More than two million workers from the EU are employed in industries including manufacturing, hospitality, healthcare and financial services.

The findings lay bare the challenge of introducing curbs on free movement rules as the Government enters Brexit negotiations.

A detailed report from the Office for National Statistics shows that last year an estimated 3.4 million workers, or 11% of the UK labour market, were overseas nationals.

They included about 2.2 million EU nationals (7%) and 1.2 million non-EU nationals (4%).

Anna Bodey, of the ONS, said: “Today’s analysis shows the significant impact international migration has on the UK labour market.

“It is particularly important to the wholesale and retail, hospitality, and public administration and health sectors, which employ around 1.5 million non-UK nationals.”

An estimated 3.4 million workers were overseas nationals (
Image:
Getty)

One in seven workers (14%) in the wholesale and retail trade, hotels and restaurants sector are international migrants, including more than half a million from the EU.

Eight percent of workers in manufacturing are from the eight central and eastern European countries (EU8) which joined the EU in 2004 - the Czech Republic, Estonia, Hungary, Latvia, Lithuania, Poland, Slovakia and Slovenia.

Workers from the EU as a whole made up 11% of the manufacturing sector, while one in eight (12%) staff in the UK’s financial and business services sector are foreign nationals, including 382,000 from the EU;.

The report said the highest number of migrant workers is employed in “elementary occupations”.

The International Labour Organisation defines such jobs as those which “consist of simple and routine tasks which mainly require the use of hand-held tools and often some physical effort”.

They include selling goods or cleaning and about 669,000 foreigners, including 510,000 EU nationals, are employed in such roles.

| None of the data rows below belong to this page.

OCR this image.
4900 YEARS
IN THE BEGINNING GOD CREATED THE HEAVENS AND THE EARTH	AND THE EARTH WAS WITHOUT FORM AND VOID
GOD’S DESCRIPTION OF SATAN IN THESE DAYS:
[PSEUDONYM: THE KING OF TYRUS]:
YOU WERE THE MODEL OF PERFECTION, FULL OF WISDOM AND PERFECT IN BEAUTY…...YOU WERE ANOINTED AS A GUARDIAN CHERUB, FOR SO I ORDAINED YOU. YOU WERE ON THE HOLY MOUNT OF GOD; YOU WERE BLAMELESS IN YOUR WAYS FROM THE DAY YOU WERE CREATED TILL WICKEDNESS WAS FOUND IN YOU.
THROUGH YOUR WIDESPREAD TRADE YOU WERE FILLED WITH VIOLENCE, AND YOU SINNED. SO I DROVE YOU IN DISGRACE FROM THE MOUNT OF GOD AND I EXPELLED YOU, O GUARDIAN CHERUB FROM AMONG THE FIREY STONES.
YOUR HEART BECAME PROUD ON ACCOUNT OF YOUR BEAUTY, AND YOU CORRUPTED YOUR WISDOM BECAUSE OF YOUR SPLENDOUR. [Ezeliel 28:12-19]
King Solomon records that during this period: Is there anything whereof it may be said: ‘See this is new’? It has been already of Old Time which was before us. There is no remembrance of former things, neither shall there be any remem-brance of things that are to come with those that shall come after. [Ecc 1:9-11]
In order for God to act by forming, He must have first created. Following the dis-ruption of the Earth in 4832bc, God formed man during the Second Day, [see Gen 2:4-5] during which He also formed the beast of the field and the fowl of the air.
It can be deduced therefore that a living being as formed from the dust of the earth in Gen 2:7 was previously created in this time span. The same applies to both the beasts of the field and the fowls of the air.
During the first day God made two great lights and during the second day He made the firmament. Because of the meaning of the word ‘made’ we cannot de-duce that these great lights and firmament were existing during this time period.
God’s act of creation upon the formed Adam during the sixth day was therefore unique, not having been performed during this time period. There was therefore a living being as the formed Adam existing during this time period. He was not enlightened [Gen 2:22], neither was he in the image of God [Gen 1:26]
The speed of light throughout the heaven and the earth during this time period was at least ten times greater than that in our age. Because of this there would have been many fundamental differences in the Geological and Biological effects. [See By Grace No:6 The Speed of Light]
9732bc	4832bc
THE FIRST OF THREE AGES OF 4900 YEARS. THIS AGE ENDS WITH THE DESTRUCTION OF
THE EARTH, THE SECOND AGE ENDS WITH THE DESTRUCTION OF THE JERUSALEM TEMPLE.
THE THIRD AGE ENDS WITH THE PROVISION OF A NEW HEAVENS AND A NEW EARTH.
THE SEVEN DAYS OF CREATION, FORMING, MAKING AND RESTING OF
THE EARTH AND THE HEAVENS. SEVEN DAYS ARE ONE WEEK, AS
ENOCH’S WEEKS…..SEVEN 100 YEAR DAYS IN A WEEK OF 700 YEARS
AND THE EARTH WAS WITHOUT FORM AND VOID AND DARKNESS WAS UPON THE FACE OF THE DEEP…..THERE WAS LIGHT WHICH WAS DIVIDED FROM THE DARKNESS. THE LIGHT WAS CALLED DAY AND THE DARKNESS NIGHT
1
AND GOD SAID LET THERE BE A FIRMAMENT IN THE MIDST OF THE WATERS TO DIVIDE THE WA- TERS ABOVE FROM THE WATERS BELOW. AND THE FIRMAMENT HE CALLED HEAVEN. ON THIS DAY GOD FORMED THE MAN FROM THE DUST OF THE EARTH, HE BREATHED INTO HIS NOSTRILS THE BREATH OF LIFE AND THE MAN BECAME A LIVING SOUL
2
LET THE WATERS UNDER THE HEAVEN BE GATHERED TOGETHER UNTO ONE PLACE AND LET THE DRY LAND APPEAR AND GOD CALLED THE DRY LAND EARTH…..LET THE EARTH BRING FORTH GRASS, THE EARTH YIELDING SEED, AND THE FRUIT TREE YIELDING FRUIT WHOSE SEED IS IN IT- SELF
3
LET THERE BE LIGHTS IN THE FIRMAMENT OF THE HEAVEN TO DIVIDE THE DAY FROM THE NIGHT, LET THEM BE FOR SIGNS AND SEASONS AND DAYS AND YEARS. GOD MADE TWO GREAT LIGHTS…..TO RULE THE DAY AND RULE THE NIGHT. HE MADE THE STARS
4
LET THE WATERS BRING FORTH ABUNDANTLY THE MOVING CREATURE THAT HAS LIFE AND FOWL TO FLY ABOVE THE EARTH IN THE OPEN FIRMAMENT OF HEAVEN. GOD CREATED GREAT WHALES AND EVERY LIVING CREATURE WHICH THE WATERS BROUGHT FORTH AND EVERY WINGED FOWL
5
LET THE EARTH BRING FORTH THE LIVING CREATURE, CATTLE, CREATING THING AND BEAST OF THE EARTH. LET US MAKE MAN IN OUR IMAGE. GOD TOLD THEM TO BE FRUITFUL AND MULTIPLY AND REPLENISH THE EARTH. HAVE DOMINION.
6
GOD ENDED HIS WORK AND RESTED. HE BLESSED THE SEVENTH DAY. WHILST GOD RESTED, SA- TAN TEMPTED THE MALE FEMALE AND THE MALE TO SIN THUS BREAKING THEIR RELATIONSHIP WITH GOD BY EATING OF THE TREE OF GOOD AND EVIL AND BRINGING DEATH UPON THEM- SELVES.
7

This is followed by professional occupations, with an estimated 658,000 non-UK nationals, including 352,000 from the EU.

Statistics also indicate Romanians and Bulgarians work more hours than UK nationals.

Compared with the national average earnings of £11.30 per hour, workers from a group of 14 EU countries including Germany, Italy and France, earned more (£12.59), whereas EU8 nationals and Romanians and Bulgarians had the lowest pay at £8.33.

Ms Bodey said this partly reflected the numbers in lower-skilled jobs, adding: “Many EU migrants are also more likely to be over-educated for the jobs they are in.”

Household population figures showed rises across all EU nationality groupings between 2011 and 2016.

Around 3.5 million EU nationals were resident in the country in 2016 - up by more than a million compared with five years earlier, the statistics suggest.

The report said that though numbers increased, the proportion of UK residents by nationality group has largely remained the same.